Source : L’Héritage théologique de Joseph de Maistre, dans les œuvres fictionnelles de Jules Barbey d’Aurevillly, Léon Bloy et Georges Bernanos, par Louise Durieux, éditions Classiques Garnier, collection Confluences N°8, sous la direction de Pierre Glaudes.
Toutes les grandes figures de prêtres aurevilliens
abandonnent à un moment ou un autre le sacerdoce. Dans L’Ensorcelée,
l’abbé de La Croix-Jugan est entré dans les ordres sous la contrainte,
« obligé d’être prêtre pour obéir à la loi des familles nobles de ce
temps. » Il quitte aussi souvent que possible l’abbaye de Blanchelande et
s’adonne à sa passion, la chasse, occupation dans laquelle il excelle.
Animé d’un « fanatisme sanguinaire », il
oublie que « l’Église a horreur du sang » et finit par quitter
l’habit pour s’engager dans la chouannerie, tuant alors « autant de Bleus
qu’il a jadis tué de loups. » Après la défaite des Blancs, il continue de
conspirer, même un soir de Vendredi saint, lorsqu’il accueille Jeanne dans la
sacristie. Dans Une histoire sans nom, Riculf a lui aussi, dès les premiers
remous révolutionnaires, délaissé sa mission et est devenu « un des
premiers bandits du siècle. »
Enfin, Sombreval est « ce grand aveugle à qui l’orgueil et ses éclairs ont brûlé les yeux. » Sa faute réside dans son insubordination à la volonté divine. Lors d’une crise spirituelle profonde, envahi par le doute, il a prié Dieu de l’en délivrer et a imploré un miracle. Envieux du « prêtre de Bolsène, à qui l’hostie saigna sur les mains », il demande un signe. Fautive dans son énonciation même, la prière de Sombreval révèle sa faute : « vouloir faire croire », alors que seule la foi pourrait exaucer sa prière. Figure antéchristique par excellence, « Sombreval commence son histoire d’homme sans Dieu, là où le Christ finit la sienne, en Dieu. »

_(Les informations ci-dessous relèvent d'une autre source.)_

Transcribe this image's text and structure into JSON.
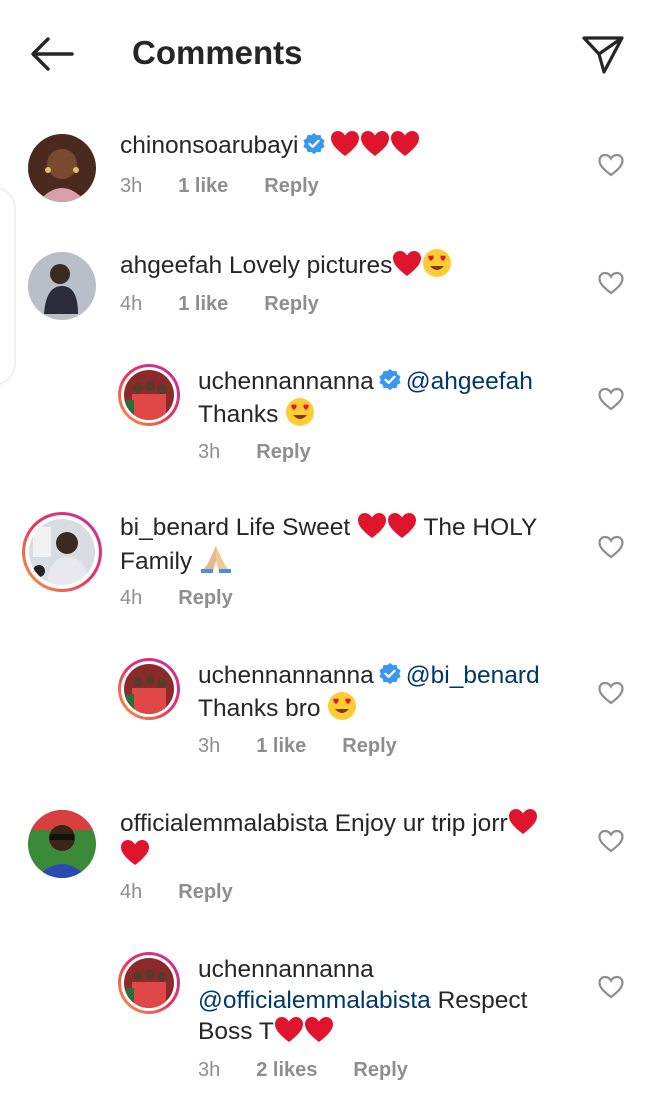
{
  "header": {
    "title": "Comments"
  },
  "comments": [
    {
      "username": "chinonsoarubayi",
      "verified": true,
      "text": "",
      "time": "3h",
      "likes": "1 like",
      "reply_label": "Reply"
    },
    {
      "username": "ahgeefah",
      "verified": false,
      "text": "Lovely pictures",
      "time": "4h",
      "likes": "1 like",
      "reply_label": "Reply"
    },
    {
      "username": "uchennannanna",
      "verified": true,
      "mention": "@ahgeefah",
      "text": "Thanks",
      "time": "3h",
      "likes": "",
      "reply_label": "Reply"
    },
    {
      "username": "bi_benard",
      "verified": false,
      "text_a": "Life Sweet",
      "text_b": "The HOLY",
      "text_c": "Family",
      "time": "4h",
      "likes": "",
      "reply_label": "Reply"
    },
    {
      "username": "uchennannanna",
      "verified": true,
      "mention": "@bi_benard",
      "text": "Thanks bro",
      "time": "3h",
      "likes": "1 like",
      "reply_label": "Reply"
    },
    {
      "username": "officialemmalabista",
      "verified": false,
      "text": "Enjoy ur trip jorr",
      "time": "4h",
      "likes": "",
      "reply_label": "Reply"
    },
    {
      "username": "uchennannanna",
      "verified": false,
      "mention": "@officialemmalabista",
      "text_a": "Respect",
      "text_b": "Boss T",
      "time": "3h",
      "likes": "2 likes",
      "reply_label": "Reply"
    }
  ],
  "icons": {
    "back": "arrow-left-icon",
    "share": "paper-plane-icon",
    "like": "heart-outline-icon",
    "verified": "verified-badge-icon"
  },
  "colors": {
    "text": "#262626",
    "meta": "#8e8e8e",
    "mention": "#00376b",
    "verified": "#3897f0",
    "heart": "#e0152d"
  }
}
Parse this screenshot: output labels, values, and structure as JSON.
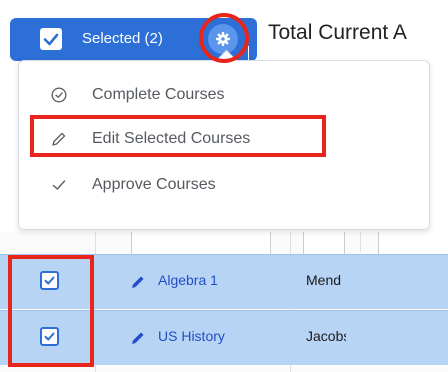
{
  "toolbar": {
    "selected_label": "Selected (2)",
    "title": "Total Current A"
  },
  "menu": {
    "items": [
      {
        "label": "Complete Courses",
        "icon": "check-circle-icon"
      },
      {
        "label": "Edit Selected Courses",
        "icon": "pencil-icon"
      },
      {
        "label": "Approve Courses",
        "icon": "check-icon"
      }
    ]
  },
  "table": {
    "rows": [
      {
        "course": "Algebra 1",
        "teacher": "Mend",
        "checked": true
      },
      {
        "course": "US History",
        "teacher": "Jacobs",
        "checked": true
      }
    ]
  },
  "colors": {
    "primary": "#2c6fd6",
    "row_selected": "#b8d4f5",
    "annotation": "#e8241b"
  }
}
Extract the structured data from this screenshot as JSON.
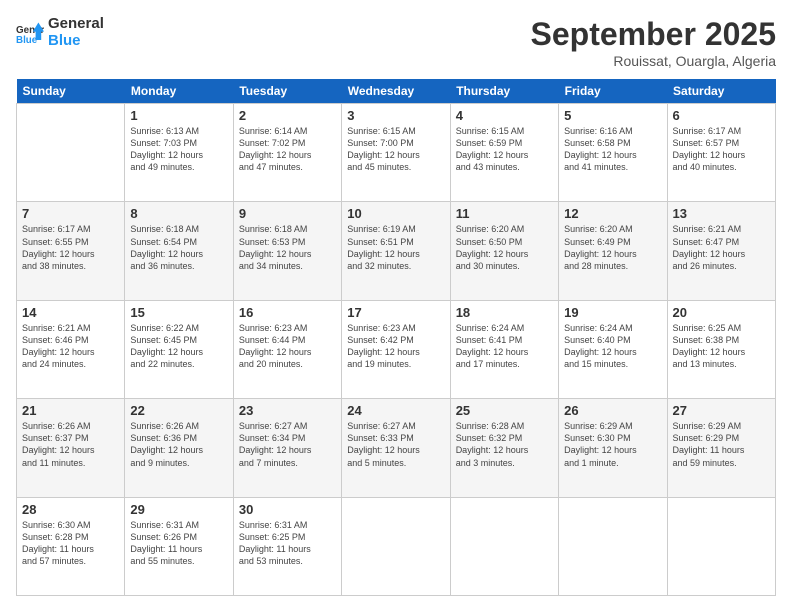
{
  "header": {
    "logo_line1": "General",
    "logo_line2": "Blue",
    "month": "September 2025",
    "location": "Rouissat, Ouargla, Algeria"
  },
  "days_of_week": [
    "Sunday",
    "Monday",
    "Tuesday",
    "Wednesday",
    "Thursday",
    "Friday",
    "Saturday"
  ],
  "weeks": [
    [
      {
        "day": "",
        "info": ""
      },
      {
        "day": "1",
        "info": "Sunrise: 6:13 AM\nSunset: 7:03 PM\nDaylight: 12 hours\nand 49 minutes."
      },
      {
        "day": "2",
        "info": "Sunrise: 6:14 AM\nSunset: 7:02 PM\nDaylight: 12 hours\nand 47 minutes."
      },
      {
        "day": "3",
        "info": "Sunrise: 6:15 AM\nSunset: 7:00 PM\nDaylight: 12 hours\nand 45 minutes."
      },
      {
        "day": "4",
        "info": "Sunrise: 6:15 AM\nSunset: 6:59 PM\nDaylight: 12 hours\nand 43 minutes."
      },
      {
        "day": "5",
        "info": "Sunrise: 6:16 AM\nSunset: 6:58 PM\nDaylight: 12 hours\nand 41 minutes."
      },
      {
        "day": "6",
        "info": "Sunrise: 6:17 AM\nSunset: 6:57 PM\nDaylight: 12 hours\nand 40 minutes."
      }
    ],
    [
      {
        "day": "7",
        "info": "Sunrise: 6:17 AM\nSunset: 6:55 PM\nDaylight: 12 hours\nand 38 minutes."
      },
      {
        "day": "8",
        "info": "Sunrise: 6:18 AM\nSunset: 6:54 PM\nDaylight: 12 hours\nand 36 minutes."
      },
      {
        "day": "9",
        "info": "Sunrise: 6:18 AM\nSunset: 6:53 PM\nDaylight: 12 hours\nand 34 minutes."
      },
      {
        "day": "10",
        "info": "Sunrise: 6:19 AM\nSunset: 6:51 PM\nDaylight: 12 hours\nand 32 minutes."
      },
      {
        "day": "11",
        "info": "Sunrise: 6:20 AM\nSunset: 6:50 PM\nDaylight: 12 hours\nand 30 minutes."
      },
      {
        "day": "12",
        "info": "Sunrise: 6:20 AM\nSunset: 6:49 PM\nDaylight: 12 hours\nand 28 minutes."
      },
      {
        "day": "13",
        "info": "Sunrise: 6:21 AM\nSunset: 6:47 PM\nDaylight: 12 hours\nand 26 minutes."
      }
    ],
    [
      {
        "day": "14",
        "info": "Sunrise: 6:21 AM\nSunset: 6:46 PM\nDaylight: 12 hours\nand 24 minutes."
      },
      {
        "day": "15",
        "info": "Sunrise: 6:22 AM\nSunset: 6:45 PM\nDaylight: 12 hours\nand 22 minutes."
      },
      {
        "day": "16",
        "info": "Sunrise: 6:23 AM\nSunset: 6:44 PM\nDaylight: 12 hours\nand 20 minutes."
      },
      {
        "day": "17",
        "info": "Sunrise: 6:23 AM\nSunset: 6:42 PM\nDaylight: 12 hours\nand 19 minutes."
      },
      {
        "day": "18",
        "info": "Sunrise: 6:24 AM\nSunset: 6:41 PM\nDaylight: 12 hours\nand 17 minutes."
      },
      {
        "day": "19",
        "info": "Sunrise: 6:24 AM\nSunset: 6:40 PM\nDaylight: 12 hours\nand 15 minutes."
      },
      {
        "day": "20",
        "info": "Sunrise: 6:25 AM\nSunset: 6:38 PM\nDaylight: 12 hours\nand 13 minutes."
      }
    ],
    [
      {
        "day": "21",
        "info": "Sunrise: 6:26 AM\nSunset: 6:37 PM\nDaylight: 12 hours\nand 11 minutes."
      },
      {
        "day": "22",
        "info": "Sunrise: 6:26 AM\nSunset: 6:36 PM\nDaylight: 12 hours\nand 9 minutes."
      },
      {
        "day": "23",
        "info": "Sunrise: 6:27 AM\nSunset: 6:34 PM\nDaylight: 12 hours\nand 7 minutes."
      },
      {
        "day": "24",
        "info": "Sunrise: 6:27 AM\nSunset: 6:33 PM\nDaylight: 12 hours\nand 5 minutes."
      },
      {
        "day": "25",
        "info": "Sunrise: 6:28 AM\nSunset: 6:32 PM\nDaylight: 12 hours\nand 3 minutes."
      },
      {
        "day": "26",
        "info": "Sunrise: 6:29 AM\nSunset: 6:30 PM\nDaylight: 12 hours\nand 1 minute."
      },
      {
        "day": "27",
        "info": "Sunrise: 6:29 AM\nSunset: 6:29 PM\nDaylight: 11 hours\nand 59 minutes."
      }
    ],
    [
      {
        "day": "28",
        "info": "Sunrise: 6:30 AM\nSunset: 6:28 PM\nDaylight: 11 hours\nand 57 minutes."
      },
      {
        "day": "29",
        "info": "Sunrise: 6:31 AM\nSunset: 6:26 PM\nDaylight: 11 hours\nand 55 minutes."
      },
      {
        "day": "30",
        "info": "Sunrise: 6:31 AM\nSunset: 6:25 PM\nDaylight: 11 hours\nand 53 minutes."
      },
      {
        "day": "",
        "info": ""
      },
      {
        "day": "",
        "info": ""
      },
      {
        "day": "",
        "info": ""
      },
      {
        "day": "",
        "info": ""
      }
    ]
  ]
}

Le prêtre jette alors « le froc aux
orties » et s’autoproclame son propre Dieu. Son apostasie est cependant
paradoxale. Le narrateur lui-même hésite, le qualifiant tantôt de renégat,
tantôt d’athée, tantôt « d’insurgé contre Dieu. » Sombreval définit
Dieu comme une « chimère », mais craint de retrouver dans la croix du
front de Calixte « le Seigneur offensé et terrible » et quand il
embrasse sa fille, cette croix « le foudroie par ce signe muet jusqu’au
fond de son être. » Conscient de l’ampleur de sa faute, Sombreval
désespérerait-il ? L’excipit du livre accroît l’ambiguïté du
personnage : c’est moins de l’athéisme dont Sombreval fait preuve que de
haine de Dieu. Il déterre le cadavre de sa fille et refuse de la laisser dans
cette « terre bénie » qu’il « hait », affirme qu’il est
« son seul père », défie Dieu et l’accuse d’être un bourreau.
Par ce défi direct, Sombreval se distingue des autres
personnages des œuvres comme le héros luciférien par excellence. Par ailleurs,
il ajoute à la libido dominandi le vertige d’une autre
concupiscence : la libido sciendi, indissociable de la première. En
effet, ses recherches scientifiques lui confèrent une impression de maîtrise,
voire d’hégémonie sur la création. En cherchant la combinaison qui sauvera
Calixte, Sombreval témoigne d’un « orgueil qui lutte contre Dieu. »
Il n’est guère étonnant que sa science soit associée au satanisme dans l’œuvre,
à travers la description du laboratoire où il exerce. La Malaigne est la
première à parler de « la couronne de l’enfer », pour décrire la
lueur qui s’échappe des lucarnes de son atelier la nuit et l’abbé Méautis,
effaré, le décrit comme « l’antichambre de l’enfer. »
C’est dans ce lieu que Sombreval pense se rendre maître de la vie en étudiant la « formation et la décomposition du sang. » En tuant la Gamase avec un poison de sa composition, il s’exclame : « Dieu, c’est moi. » Calixte est aussi, selon ses propres mots, « sa créature », terme qui traduit peut-être sa volonté de la faire « davantage à son image », ad imaginem suam. D’ailleurs, Sombreval a omis de lui transmettre dans sa jeunesse « l’idée de Dieu » et la jeune fille est restée longtemps dans l’ignorance des choses sacrées. Par son refus de ses propres limites, Sombreval s’affirme comme la figure par excellence de l’orgueil.